Quantification of cell division in tailbud NMps. Quantification of increase in number of cells photolabelled using nls-kikume from (A) bud stage through to (B) 24 hpf. (C) Fold-change increase in labelled clone number changes depending on the labelled progenitor type, with regions contributing only to neural tissue undergoing most clonal expansion and bipotent progenitors undergoing the least clonal expansion. (D-F) Replicating cells stained using phospho-histone H3 (pH3) as a marker of mitotic cells (yellow) with bipotent NMps identified through co-expression of Sox2 (blue) and Ntl (red) at the (D) 22-somite stage, (E) 26-somite stage and (F) 32-somite stage. (G-I) The frequency of Ph3-positive nuclei in the (G) Ntl-positive expression domain, including notochord, (H) Sox2-positive expression domain, and (I) Ntl and Sox2-positive NMp domain. Two-tailed Student's t-test. **P<0.01, ****P<0.0001.

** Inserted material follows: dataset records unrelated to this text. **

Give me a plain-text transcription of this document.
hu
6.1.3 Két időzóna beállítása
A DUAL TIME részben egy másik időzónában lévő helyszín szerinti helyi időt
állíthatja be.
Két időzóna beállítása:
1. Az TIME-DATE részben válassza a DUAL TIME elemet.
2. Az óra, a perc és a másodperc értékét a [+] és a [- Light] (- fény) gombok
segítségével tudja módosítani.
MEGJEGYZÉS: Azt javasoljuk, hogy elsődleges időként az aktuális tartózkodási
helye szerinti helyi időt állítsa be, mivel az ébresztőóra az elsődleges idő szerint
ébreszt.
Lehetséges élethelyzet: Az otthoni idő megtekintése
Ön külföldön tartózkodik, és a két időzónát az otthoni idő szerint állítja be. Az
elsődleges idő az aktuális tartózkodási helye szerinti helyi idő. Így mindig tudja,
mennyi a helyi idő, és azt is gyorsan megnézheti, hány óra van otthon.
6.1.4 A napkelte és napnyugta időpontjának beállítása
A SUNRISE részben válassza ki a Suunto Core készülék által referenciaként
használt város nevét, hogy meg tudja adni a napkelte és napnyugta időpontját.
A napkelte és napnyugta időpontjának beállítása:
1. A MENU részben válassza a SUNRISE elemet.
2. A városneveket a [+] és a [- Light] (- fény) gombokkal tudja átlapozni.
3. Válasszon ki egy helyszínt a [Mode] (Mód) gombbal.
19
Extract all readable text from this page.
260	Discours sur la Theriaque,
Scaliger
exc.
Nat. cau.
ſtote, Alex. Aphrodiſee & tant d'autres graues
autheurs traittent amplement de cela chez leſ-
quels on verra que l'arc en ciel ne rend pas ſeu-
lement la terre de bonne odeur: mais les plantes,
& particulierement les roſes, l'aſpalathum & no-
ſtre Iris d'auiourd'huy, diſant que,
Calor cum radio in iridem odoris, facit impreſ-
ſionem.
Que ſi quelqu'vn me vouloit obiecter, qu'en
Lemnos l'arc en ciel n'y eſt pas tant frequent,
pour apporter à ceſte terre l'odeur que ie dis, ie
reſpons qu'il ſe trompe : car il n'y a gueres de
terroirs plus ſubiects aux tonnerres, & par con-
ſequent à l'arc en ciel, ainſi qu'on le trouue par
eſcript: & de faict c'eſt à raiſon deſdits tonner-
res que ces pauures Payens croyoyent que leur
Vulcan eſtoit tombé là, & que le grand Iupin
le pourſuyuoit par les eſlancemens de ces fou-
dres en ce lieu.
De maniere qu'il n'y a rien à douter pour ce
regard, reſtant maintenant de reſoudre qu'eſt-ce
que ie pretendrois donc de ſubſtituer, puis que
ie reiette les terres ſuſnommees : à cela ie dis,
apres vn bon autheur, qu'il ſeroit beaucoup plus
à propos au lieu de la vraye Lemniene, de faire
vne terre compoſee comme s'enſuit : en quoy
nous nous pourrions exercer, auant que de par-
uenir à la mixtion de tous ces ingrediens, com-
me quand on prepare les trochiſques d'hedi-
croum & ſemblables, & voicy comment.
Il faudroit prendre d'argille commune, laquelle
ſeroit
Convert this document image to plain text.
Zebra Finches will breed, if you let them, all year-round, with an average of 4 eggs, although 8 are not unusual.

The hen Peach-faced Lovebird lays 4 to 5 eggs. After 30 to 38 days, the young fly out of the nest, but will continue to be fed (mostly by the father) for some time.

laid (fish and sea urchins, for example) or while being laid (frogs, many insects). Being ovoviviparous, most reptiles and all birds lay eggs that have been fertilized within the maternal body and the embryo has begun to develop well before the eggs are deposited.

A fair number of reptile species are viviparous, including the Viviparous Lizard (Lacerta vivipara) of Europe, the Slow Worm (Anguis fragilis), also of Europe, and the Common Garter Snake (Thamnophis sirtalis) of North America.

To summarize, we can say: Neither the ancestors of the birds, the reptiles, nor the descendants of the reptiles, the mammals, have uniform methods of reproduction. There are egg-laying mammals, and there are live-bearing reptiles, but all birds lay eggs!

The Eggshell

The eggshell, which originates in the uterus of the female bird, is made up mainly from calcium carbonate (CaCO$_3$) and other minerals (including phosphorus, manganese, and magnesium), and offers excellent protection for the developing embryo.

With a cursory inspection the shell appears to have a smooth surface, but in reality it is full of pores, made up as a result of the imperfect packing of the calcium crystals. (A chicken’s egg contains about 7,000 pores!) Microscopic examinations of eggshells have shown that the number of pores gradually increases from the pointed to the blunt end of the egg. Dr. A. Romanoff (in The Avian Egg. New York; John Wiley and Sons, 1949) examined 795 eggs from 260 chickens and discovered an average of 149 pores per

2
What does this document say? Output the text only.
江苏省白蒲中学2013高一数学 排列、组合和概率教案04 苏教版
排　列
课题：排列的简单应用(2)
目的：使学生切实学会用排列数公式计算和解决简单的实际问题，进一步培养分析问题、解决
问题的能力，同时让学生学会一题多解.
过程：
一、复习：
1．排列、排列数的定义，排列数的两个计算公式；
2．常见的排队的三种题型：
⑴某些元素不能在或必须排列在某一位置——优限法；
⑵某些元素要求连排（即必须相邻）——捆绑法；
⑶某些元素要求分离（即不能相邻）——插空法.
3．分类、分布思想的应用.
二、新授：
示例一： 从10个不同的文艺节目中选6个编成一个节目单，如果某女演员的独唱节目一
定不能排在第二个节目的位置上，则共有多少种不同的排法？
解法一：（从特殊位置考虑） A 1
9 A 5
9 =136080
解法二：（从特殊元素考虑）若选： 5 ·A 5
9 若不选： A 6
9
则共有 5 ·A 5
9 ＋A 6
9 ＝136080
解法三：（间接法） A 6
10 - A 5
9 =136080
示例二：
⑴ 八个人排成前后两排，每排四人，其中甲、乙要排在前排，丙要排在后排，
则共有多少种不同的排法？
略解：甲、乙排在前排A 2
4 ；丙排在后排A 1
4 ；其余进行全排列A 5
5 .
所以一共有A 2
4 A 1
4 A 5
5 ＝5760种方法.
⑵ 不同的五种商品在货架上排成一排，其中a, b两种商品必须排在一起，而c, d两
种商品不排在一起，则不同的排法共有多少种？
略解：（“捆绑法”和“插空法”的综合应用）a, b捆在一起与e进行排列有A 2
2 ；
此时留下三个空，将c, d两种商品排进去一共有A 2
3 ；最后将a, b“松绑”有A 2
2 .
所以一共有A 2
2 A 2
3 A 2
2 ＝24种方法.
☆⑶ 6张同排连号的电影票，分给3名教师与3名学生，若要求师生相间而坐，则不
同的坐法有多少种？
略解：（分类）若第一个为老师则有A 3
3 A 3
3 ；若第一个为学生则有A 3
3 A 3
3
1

Single cell tracking of tailbud progenitors during late somitogenesis demonstrates an absence of bi-fated cells and cellular mixing within the tailbud. (A) Experimental design to allow long-term light-sheet imaging of the growing zebrafish tailbud. Embryos at the 21-somite stage were mounted as described by Hirsinger and Steventon (2017). Z-stacks were captured every 2.5 min with image-based registration on downsampled images conducted every five frames. The shift of this registration is then fed back into the stage position in all three directions to re-centre the tailbud within the image. (B,C) Individual frames are shown every 2 h across the 8 h movie shown as both maximum projections (B) and as a medial slice (C). (D-G) Fates of cells were assigned by the termination point of the track by scoring-based position within the anatomy of the tailbud and the associated expression of neural markers (Sox2) and mesdoermal markers (Tbx16 and Tbxta). Medial slices of hybridization chain reaction are shown in D and E, and used to zone the tailbud in F. Automatic tracks were selected using a custom MATLAB script by selecting all cells posteriorly to the lines shown in G. Two movies were subsetted using the most-posterior lines generating two movies of 150 tracks each. A third movie was subset using the more-anterior line, generating 400 tracks. (H,I) Final fates were assigned and have been overlaid over the starting timepoint (H) with open circles representing cells close to the viewed plane and dots representing cells on a different z-section. These different z-planes have been collapsed into a single 2D image (I) and demonstrate an absence of a mixed population of unfated cells. The mixing around the notochord is an artifact of collapsing the z-axis into a 2D image. No cells were observed dividing with progeny entering both lineages.